Because although taking to the streets to express your grief, your anger and your questions may not bring back the young faces you saw in the photos that were published when devastated relatives were seeking for their loved ones, at least in that way you feel that you mourn them as if they were all our children.
Because my children, if they were in Greece, would have taken part in the demonstrations. I wanted to be there for them. So that they will never forget that saying, “Call me when you get there,” not only expresses a parent’s love for their child; it also expresses endless pain and grief.
Because I am sure that my dead father would be proud if he could see me from up there.
Because I neither fear nor resent walking alongside people with whom we may not agree on much, but I know that, at times like these, the few things that unite us are stronger than the many things that divide us.
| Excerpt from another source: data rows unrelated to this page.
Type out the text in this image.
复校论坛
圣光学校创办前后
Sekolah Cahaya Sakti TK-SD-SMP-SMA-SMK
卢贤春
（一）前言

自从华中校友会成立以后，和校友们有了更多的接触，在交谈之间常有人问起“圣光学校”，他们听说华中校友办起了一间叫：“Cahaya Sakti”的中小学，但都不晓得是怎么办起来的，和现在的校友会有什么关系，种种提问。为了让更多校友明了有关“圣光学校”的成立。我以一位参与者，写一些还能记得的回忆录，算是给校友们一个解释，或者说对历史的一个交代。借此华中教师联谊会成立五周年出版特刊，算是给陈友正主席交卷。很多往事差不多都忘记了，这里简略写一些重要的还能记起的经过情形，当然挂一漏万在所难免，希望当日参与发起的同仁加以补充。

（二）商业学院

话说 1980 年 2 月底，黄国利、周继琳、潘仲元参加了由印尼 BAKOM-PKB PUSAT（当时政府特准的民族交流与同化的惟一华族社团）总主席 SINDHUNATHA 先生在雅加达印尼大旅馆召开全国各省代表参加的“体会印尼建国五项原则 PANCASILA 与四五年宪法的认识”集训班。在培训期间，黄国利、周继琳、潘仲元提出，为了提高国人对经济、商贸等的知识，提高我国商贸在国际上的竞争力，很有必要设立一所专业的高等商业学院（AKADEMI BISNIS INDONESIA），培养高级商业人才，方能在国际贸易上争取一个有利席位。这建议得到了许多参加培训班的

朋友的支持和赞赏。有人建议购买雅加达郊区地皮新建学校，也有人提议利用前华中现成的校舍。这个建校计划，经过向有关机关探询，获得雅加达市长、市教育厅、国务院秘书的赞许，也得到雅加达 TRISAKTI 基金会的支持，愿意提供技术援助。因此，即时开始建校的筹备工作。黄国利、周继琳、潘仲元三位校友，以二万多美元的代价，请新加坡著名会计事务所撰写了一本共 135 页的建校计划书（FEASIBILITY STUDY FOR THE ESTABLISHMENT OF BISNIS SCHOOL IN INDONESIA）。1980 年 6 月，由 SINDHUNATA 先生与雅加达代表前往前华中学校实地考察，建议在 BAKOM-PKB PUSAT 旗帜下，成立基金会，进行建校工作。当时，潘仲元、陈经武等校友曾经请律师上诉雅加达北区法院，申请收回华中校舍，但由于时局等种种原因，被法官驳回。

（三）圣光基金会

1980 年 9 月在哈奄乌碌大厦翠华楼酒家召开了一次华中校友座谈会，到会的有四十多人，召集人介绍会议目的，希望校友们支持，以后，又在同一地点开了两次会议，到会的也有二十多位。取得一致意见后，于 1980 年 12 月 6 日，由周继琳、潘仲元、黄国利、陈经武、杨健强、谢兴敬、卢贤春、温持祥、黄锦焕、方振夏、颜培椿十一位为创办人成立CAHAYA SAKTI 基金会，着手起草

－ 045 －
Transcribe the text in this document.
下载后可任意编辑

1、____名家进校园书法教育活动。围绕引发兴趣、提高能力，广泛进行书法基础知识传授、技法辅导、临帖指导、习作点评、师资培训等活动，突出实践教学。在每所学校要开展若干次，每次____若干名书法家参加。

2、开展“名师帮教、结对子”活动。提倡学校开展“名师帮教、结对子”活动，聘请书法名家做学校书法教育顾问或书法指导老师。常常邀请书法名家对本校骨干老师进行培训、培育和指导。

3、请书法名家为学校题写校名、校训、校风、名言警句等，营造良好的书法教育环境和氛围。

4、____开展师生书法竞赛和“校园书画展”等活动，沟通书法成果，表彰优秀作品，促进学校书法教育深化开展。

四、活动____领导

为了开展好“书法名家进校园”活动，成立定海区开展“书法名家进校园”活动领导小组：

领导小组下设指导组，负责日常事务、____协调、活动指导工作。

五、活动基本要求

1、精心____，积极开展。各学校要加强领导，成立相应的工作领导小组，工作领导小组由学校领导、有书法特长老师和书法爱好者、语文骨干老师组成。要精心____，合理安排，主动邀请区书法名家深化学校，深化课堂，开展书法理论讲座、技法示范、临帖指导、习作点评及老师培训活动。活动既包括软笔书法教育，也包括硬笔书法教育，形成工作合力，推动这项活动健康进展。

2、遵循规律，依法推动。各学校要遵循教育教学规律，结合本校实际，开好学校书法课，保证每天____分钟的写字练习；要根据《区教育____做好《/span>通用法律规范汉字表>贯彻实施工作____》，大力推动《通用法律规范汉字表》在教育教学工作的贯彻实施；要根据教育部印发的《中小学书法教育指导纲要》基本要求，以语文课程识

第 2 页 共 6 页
Because I owed it to my students. After all, I like being among them, to be able to listen to their thoughts and their voices, to feel their passion. It makes me, a born-pessimist, feel more optimism about the future.
Because it infuriates me that since the time of the Covid-19 pandemic, young people in particular have been treated as immature and mischievous individuals who need surveillance, punishment and correction.
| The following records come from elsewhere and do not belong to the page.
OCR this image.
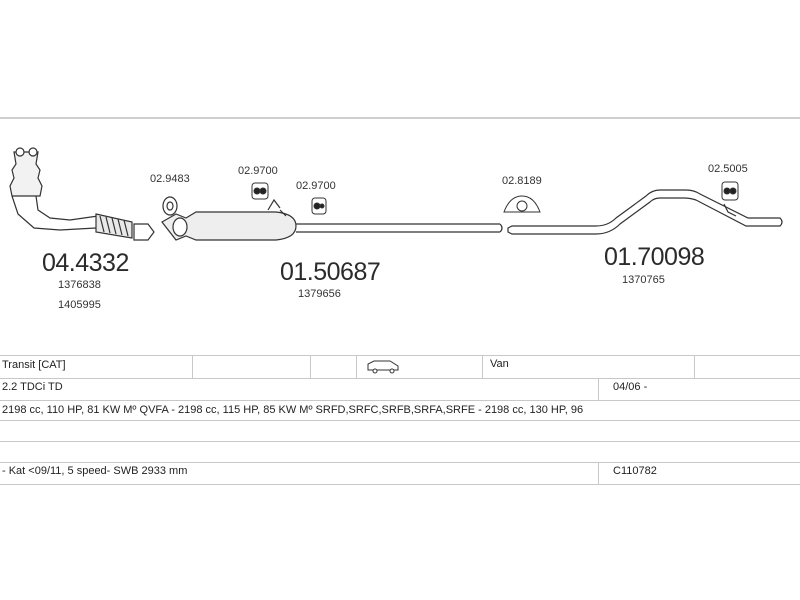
02.9483
02.9700
02.9700	02.8189
02.5005
04.4332
1376838
1405995
01.50687
1379656
01.70098
1370765
Transit [CAT]	Van
2.2 TDCi TD	04/06 -
2198 cc, 110 HP, 81 KW Mº QVFA - 2198 cc, 115 HP, 85 KW Mº SRFD,SRFC,SRFB,SRFA,SRFE - 2198 cc, 130 HP, 96
- Kat <09/11, 5 speed- SWB 2933 mm	C110782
Because I hate to see precious resources being spent on hiring guards in uniforms to patrol university campuses (whatever happened to them by the way?) while the state is incapable of protecting young people traveling on a train.
Because I am angered by the fact that young people need to spill blood to ensure they don’t become a “lost generation” as a result of unemployment and cheap seasonal labor.
Because I am tired of passively listening to the national addresses of a prime minister whose attention is focused on opinion polls and public relations.
I am angered by the fact that young people need to spill blood to ensure they don’t become a ‘lost generation’ as a result of unemployment and cheap seasonal labor
Because the prime minister should have already resigned since last summer over the wiretapping scandal targeting hundreds of citizens in key posts, including party leaders, ministers, MEPs, journalists, academics and senior military officers. Because I cannot swallow the fact that a comprehensive and well-coordinated propaganda machine, which has every scientific and pseudo-scientific tool at its disposal, almost managed to convince society that it is an administration run by effective technocrats when, in fact, patron-client relations, nepotism and ineptitude are prevalent.
Because I detest hereditary monarchy, political dynasties and aristocracies – as well as the arrogance that they emit. Some of the scions of those political families find it hard to understand that they have proved unfit for the job and the best thing they could do is resign en masse and spare themselves and the people more heartache.
Because I want Greece to adhere to European standards – which is not the case today. As a mission of the European Parliament’s Committee on Civil Liberties (LIBE) concluded during a recent visit to Athens, “there are very serious threats to the rule of law and fundamental rights” while “checks and balances, essential for a robust democracy, are under heavy pressure.”
Because I am outraged at the thought that while Greece’s military spending has gone through the roof, its over-indebted state cannot ensure infrastructure worthy of a European country.
Because I am fuming at the fact that the government is spending tons of money on publicity stunts but fails to guarantee the minimum level of quality and safety on railway transport.
Because I don’t like them underestimating my intelligence and bombarding me with lies. I’m tired of them and their lies.
Because I wish things would change, as soon as possible.
Nikos Marantzidis is a professor of political science at the University of Macedonia.